На взлетку больше не хожу. Там теперь работает команда из какого-то молодняка, может, пехота, а может еще какие-то спецвзвода. Я живу в своей «шишиге». Сплю здесь, накрываясь ворованным в роте одеялом, а по утрам, после завтрака, ухожу в степь или в город. В очереди в столовую разведка ловит меня и говорит, чтобы я не проебывался и приходил в казарму мыть полы, но я забиваю на них. Иногда им удается взломать дверь в шишиге, тогда они вытаскивают меня на улицу и бьют, а иногда я запираюсь крепко и они уходят ни с чем. В такие дни я сижу внутри машины и слушаю, как они с той стороны взламывают дверь ломами, а потом сразу ухожу в степь, без завтрака. Кроме одиночества у меня больше ничего нет, я совсем один, сам по себе, меня никто не ищет и ни в каких списках я не значусь — наша ротная книга учета личного состава давно потеряна где-то в сортирах, а в штатное расписание полка меня не заносили — никому до этого просто нет дела — и я запросто мог бы убежать, но не бегу.
Иногда, когда разведка вытаскивает меня из машины и ставит в недельные наряды, я запираюсь в каптерке и выхожу лишь для того, чтобы выдать или принять оружие. Я уже спокойно смотрю на дедов и не ощущаю перед ними никакого страха. Я привык. И тумаки я уже почти не замечаю. Мои ребра болят постоянно, мне все время трудно дышать, десна сочатся кровью и зубы шатаются и сухари в столовой я всегда раздаю соседям — я не могу жевать — но я привык к этому и одним ударом меньше, одним больше — какая к черту разница. Получая под ребра я лишь постанываю по привычке, чтобы думали, что мне больно и не увеличивали силу удара.
* * *
Я все чаще и чаще ухожу в город. Отправляюсь в Моздок и просто брожу по улицам, наблюдая гражданскую жизнь.

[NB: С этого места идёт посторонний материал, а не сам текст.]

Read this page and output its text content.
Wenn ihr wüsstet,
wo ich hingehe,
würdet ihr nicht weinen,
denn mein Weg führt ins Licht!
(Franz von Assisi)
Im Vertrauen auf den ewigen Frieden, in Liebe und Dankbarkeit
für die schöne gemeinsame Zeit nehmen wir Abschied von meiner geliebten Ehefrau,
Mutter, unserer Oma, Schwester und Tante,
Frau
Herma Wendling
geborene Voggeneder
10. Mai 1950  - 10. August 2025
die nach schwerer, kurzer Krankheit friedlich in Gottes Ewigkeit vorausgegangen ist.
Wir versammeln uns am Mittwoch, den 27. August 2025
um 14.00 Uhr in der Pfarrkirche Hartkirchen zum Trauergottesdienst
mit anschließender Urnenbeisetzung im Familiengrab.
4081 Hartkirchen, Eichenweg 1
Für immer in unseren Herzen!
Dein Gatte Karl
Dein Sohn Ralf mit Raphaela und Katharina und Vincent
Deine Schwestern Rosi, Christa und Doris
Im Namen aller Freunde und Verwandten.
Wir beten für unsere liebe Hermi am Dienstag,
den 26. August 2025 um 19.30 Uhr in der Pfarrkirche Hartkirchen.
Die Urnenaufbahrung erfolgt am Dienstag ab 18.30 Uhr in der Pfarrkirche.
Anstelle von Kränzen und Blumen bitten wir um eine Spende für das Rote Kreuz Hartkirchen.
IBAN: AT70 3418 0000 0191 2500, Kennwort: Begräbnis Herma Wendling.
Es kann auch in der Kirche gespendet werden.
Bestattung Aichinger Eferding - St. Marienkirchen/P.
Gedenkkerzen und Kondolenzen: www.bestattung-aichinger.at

Прохладно и люди спешат на работу. На переезде стоят машины, горожане на остановке ждут автобуса. Странно видеть, что в этом прифронтовом городе идет обычная жизнь, странно видеть людей, занимающихся своими делами. Кажется, что весь мир перевернулся с началом войны, что вся сошли с ума и все сконцентрировалось только на одном — на смерти, на трупах, на избиениях и страхе. А в мире, оказывается, ничего не изменилось.

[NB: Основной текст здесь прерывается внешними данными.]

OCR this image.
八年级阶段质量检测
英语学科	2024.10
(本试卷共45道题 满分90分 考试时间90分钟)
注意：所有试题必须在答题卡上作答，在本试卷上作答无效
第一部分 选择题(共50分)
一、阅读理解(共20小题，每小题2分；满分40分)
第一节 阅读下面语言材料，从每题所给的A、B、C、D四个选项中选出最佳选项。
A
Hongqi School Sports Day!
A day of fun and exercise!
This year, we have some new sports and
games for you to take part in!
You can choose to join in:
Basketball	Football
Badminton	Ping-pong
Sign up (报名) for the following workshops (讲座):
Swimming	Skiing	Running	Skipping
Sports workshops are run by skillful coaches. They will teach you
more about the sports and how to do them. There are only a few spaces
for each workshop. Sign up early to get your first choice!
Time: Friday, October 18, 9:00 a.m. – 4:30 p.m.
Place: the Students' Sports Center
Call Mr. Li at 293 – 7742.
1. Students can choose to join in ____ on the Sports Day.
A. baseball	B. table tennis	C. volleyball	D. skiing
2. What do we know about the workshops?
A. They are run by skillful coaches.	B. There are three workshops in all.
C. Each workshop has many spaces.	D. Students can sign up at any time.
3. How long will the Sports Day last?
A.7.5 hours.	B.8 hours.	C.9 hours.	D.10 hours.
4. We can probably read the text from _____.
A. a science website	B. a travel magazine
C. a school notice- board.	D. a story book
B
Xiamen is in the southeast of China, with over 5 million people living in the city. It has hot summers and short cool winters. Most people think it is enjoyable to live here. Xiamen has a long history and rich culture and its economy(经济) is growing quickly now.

Люди едут на работу мимо развороченных бэтэров, которые стоят на товарных платформах. В них горели наши солдаты. Над головами пролетают груженые смертью штурмовики, и на станции стоят эти страшные рефрижераторы с обгоревшими частями солдат, а рядом, на привокзальной площади, мужики пьют пиво и таксисты торгуются из-за выручки с клиентами в ста метрах от них.

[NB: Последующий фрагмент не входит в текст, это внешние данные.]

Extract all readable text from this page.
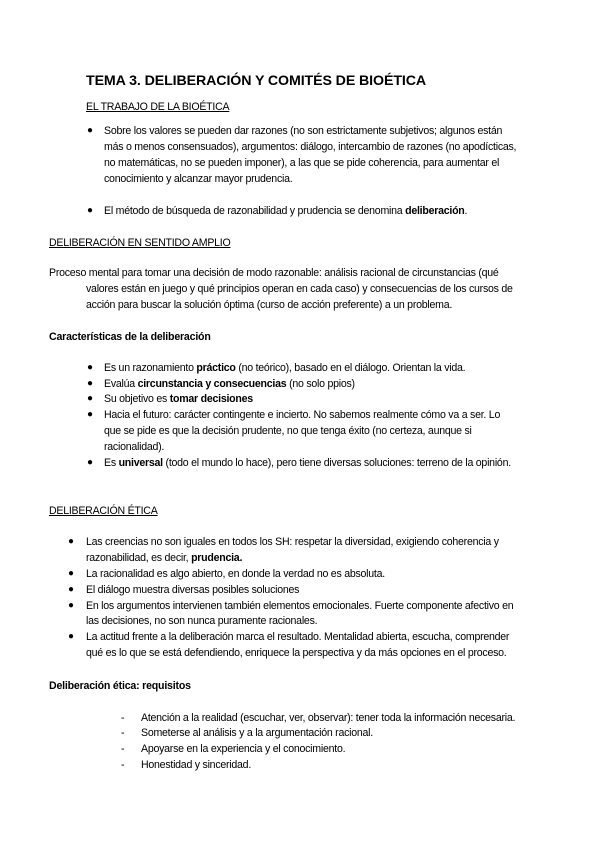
TEMA 3. DELIBERACIÓN Y COMITÉS DE BIOÉTICA
EL TRABAJO DE LA BIOÉTICA
● Sobre los valores se pueden dar razones (no son estrictamente subjetivos; algunos están
más o menos consensuados), argumentos: diálogo, intercambio de razones (no apodícticas,
no matemáticas, no se pueden imponer), a las que se pide coherencia, para aumentar el
conocimiento y alcanzar mayor prudencia.
● El método de búsqueda de razonabilidad y prudencia se denomina deliberación.
DELIBERACIÓN EN SENTIDO AMPLIO
Proceso mental para tomar una decisión de modo razonable: análisis racional de circunstancias (qué
valores están en juego y qué principios operan en cada caso) y consecuencias de los cursos de
acción para buscar la solución óptima (curso de acción preferente) a un problema.
Características de la deliberación
● Es un razonamiento práctico (no teórico), basado en el diálogo. Orientan la vida.
● Evalúa circunstancia y consecuencias (no solo ppios)
● Su objetivo es tomar decisiones
● Hacia el futuro: carácter contingente e incierto. No sabemos realmente cómo va a ser. Lo
que se pide es que la decisión prudente, no que tenga éxito (no certeza, aunque si
racionalidad).
● Es universal (todo el mundo lo hace), pero tiene diversas soluciones: terreno de la opinión.
DELIBERACIÓN ÉTICA
● Las creencias no son iguales en todos los SH: respetar la diversidad, exigiendo coherencia y
razonabilidad, es decir, prudencia.
● La racionalidad es algo abierto, en donde la verdad no es absoluta.
● El diálogo muestra diversas posibles soluciones
● En los argumentos intervienen también elementos emocionales. Fuerte componente afectivo en
las decisiones, no son nunca puramente racionales.
● La actitud frente a la deliberación marca el resultado. Mentalidad abierta, escucha, comprender
qué es lo que se está defendiendo, enriquece la perspectiva y da más opciones en el proceso.
Deliberación ética: requisitos
- Atención a la realidad (escuchar, ver, observar): tener toda la información necesaria.
- Someterse al análisis y a la argumentación racional.
- Apoyarse en la experiencia y el conocimiento.
- Honestidad y sinceridad.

Это странный город. Жизнь здесь соседствует со смертью, рутинная работа — с ночными грабежами и расстрелами. После наступления темноты на улицу нельзя ступить и шагу, здесь запросто могут украсть в рабство или пристрелить. Быть убитым здесь также естественно, как опоздать на работу. И все же каждое утро люди выходят из домов и спешат на работу, как будто самое страшное, что с ними может случится — это не успеть на автобус.